Future development: How to identify Ghost words using the "Kind" value

  1. In the Word grid, check the value in the Kind field (column). Real words (as opposed to pauses, breathing, etc.) should have Kind = "word".
  2. Kind = "word" is relevant because not all items in the Word table are true words.
  3. The values for the Kind field in the Word table should come from importing data in the new corpus format.
  4. If there is no Kind field in the Word table, as a temporary measure, do the following:
    • create the Kind field (in the Word table)
    • for tokens that are true words, set Kind = "word"
    • for tokens that are not true words, set Kind = "other"
  5. Note: This is NOT the same as determining whether the token contains some alphabetic characters, so regEx will not be completely accurate for deciding whether a string is a word or not. For example, speaker vocalisms (coughing, etc) and comments by transcribers are written using alphabetic characters, but neither is a true speaker-uttered word. For such tokens, Kind is NOT equal to "word". This is why it is better to take the values for Kind from the Kind value already specified in the imported corpus data.

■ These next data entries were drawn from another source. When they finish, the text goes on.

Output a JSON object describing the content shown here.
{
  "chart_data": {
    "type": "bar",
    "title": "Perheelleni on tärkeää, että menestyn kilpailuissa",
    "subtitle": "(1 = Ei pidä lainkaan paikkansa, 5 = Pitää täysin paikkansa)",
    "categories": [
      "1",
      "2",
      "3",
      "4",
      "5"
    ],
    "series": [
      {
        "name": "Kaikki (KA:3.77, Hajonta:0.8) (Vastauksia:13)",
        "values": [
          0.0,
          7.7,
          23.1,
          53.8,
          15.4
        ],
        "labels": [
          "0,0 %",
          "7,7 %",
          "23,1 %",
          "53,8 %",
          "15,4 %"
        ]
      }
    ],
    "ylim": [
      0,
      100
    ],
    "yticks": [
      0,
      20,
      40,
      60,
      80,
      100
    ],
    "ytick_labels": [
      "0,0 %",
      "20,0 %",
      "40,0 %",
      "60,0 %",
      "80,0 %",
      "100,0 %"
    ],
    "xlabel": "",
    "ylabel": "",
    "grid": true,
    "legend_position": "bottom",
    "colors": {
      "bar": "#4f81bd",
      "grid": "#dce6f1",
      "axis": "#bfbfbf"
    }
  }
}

Alternatives you have considered

  1. Another way to approach this would be to tap into the Place (or TokenPlace) and PlaceWord field in the new SBCorpus csv files. Toggling the "w" between "Text" and "Word" would switch between showing only tokens that have a non-zero integer value only for Place vs. those that have a value (also) for PlaceWord. This has the added benefit the it will directly determine which display column (vizCol) a word should be drawn in.

Additional context See also #185.

terrydubois commented 5 years ago

Words now hide themselves properly, however there is still the issue of alignment. This will be a pretty complex alignment issue to tackle because of the amount of annoying edge cases that exist (i.e. adding punctuation to a Rez-chain and then pressing W, or building a chain where each word is in front of punctuation and then pressing W). Rezonator currently only aligns chains and analyzes stretches at specific moments to reduce Race-to-Infinities, so we may need to include W presses as a time to refresh alignment. While these alignment bugs persist with ghost words, there are no known crashes involved.

johnwdubois commented 4 years ago

With the current SB Corpus data, the best way to address this is when "Kind" is NOT equal to "Word" or "EndNote". (See #558 )

johnwdubois commented 4 years ago

Terry's detailed comment above shows that ghost words create issues for alignment, which still need to be addressed.